I'll be honest. I am scared of the being a Dad. First, I am worried it will change the relationship and me. Here are the thoughts that keep replaying themselves in my head over and over again. If I do become a father, will I have turn into one of those "mommy dads" that I see all over the Upper West Side. I see them every Sunday. Perhaps you know them. They are the paunchy guys toting around diaper bags, strollers and have lost all semblance of masculinity. Now before you lash out at me, hear me out. I can eventually see myself chasing my beautiful baby daughter through Central Park on a brisk Saturday afternoon, but the only difference is I haven't gained fifty pounds, Tamsen and I haven't turned into "roommates" yet, and I haven't blown off the gym for three months in order to make weekly play dates. What's the deal here? Why does the addition of a child turn some marriages into a strained friendship? Sorry, I call them as I see them
What I am trying to say, is that I believe the true essence of love and marriage can be lost through the good intentions of each parent sacrificing all of themselves for their children. This all-consuming behavior usually results in the marriage being the ultimate victim. So, my question today: Why does the relationship change so much after a child is born? Isn't the child supposed to be the ultimate product of a loving, caring and beautiful union between two people? In my opinion, biological clocks, family, and friends have no place in the equation of when it's the right time to have a child.

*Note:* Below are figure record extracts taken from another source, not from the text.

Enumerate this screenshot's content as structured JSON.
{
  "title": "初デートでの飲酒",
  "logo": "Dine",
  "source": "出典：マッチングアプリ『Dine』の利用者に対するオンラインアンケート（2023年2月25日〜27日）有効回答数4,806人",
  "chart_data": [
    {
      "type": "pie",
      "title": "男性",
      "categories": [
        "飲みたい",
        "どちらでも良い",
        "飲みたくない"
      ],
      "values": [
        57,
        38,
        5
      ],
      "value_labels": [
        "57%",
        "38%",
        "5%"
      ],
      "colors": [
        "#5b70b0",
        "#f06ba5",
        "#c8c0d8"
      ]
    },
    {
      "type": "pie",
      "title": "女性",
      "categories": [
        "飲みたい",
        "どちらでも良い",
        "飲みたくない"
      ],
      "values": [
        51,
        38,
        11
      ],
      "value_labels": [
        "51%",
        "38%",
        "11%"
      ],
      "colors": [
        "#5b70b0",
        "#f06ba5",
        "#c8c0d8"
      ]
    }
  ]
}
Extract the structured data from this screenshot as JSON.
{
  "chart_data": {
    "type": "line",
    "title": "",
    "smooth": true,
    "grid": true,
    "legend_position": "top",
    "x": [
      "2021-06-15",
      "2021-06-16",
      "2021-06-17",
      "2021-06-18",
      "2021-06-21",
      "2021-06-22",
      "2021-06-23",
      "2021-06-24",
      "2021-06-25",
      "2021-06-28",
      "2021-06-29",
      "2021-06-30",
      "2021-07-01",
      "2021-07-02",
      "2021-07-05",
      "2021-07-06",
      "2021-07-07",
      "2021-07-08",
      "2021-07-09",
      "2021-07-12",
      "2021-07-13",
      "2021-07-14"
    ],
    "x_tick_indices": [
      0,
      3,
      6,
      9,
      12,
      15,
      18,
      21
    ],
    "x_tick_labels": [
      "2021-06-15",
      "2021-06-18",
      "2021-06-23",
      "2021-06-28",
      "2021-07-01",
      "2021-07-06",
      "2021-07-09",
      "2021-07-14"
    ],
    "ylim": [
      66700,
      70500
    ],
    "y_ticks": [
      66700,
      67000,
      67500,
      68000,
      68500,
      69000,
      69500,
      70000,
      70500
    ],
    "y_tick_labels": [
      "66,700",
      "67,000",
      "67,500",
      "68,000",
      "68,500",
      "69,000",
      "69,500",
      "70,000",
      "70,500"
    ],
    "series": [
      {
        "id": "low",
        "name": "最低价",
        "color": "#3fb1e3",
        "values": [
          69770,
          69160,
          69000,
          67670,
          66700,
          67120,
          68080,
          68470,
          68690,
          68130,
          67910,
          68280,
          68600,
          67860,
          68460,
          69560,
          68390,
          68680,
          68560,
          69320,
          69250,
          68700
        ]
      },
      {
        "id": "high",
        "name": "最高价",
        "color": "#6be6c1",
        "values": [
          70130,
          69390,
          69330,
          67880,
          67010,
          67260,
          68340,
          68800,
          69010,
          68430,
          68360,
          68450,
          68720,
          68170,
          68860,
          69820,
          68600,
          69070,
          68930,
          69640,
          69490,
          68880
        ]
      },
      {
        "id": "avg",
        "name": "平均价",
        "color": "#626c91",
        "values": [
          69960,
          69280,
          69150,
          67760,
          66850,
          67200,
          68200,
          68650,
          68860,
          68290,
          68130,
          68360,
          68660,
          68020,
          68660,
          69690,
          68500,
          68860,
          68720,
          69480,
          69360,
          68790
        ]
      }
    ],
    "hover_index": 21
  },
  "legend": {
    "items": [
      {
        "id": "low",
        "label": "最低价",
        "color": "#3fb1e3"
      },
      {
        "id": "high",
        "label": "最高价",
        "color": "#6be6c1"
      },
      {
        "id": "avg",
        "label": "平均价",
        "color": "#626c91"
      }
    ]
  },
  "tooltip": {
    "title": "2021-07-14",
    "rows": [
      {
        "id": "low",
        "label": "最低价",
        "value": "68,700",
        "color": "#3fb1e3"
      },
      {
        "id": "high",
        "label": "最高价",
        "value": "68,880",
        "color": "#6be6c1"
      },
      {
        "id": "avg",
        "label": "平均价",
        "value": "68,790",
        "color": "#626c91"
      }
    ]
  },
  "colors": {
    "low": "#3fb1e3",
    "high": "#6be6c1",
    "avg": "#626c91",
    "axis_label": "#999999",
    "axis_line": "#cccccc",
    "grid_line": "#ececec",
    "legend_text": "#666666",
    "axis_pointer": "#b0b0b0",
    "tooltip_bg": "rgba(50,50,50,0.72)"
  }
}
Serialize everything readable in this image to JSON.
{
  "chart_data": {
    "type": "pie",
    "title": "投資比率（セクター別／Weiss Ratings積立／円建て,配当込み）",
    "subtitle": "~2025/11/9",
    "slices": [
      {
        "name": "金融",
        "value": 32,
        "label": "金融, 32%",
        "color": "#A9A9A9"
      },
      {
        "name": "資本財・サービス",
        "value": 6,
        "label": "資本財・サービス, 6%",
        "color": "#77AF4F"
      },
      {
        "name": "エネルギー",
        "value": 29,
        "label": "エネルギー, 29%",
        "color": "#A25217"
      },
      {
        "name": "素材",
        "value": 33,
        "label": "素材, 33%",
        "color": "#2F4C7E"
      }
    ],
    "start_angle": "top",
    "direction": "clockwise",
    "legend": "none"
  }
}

It seems to me that the couples that make the best parents are the most selfish couples. These couples have put themselves, their love and their careers first, so when they start to entertain the idea of a child, they most likely have had personal achievement, career success and relationship fulfillment. They are truly satisfied with themselves and they are truly ready to give 100-percent of themselves to a baby and to each other. They also have mastered balancing their lifestyle and will not allow any part of their lives to be neglected and have a full understanding that without the relationship being first, everything else is meaningless.
But that's my opinion, and I am not yet a parent. I wonder, how do you know the right time?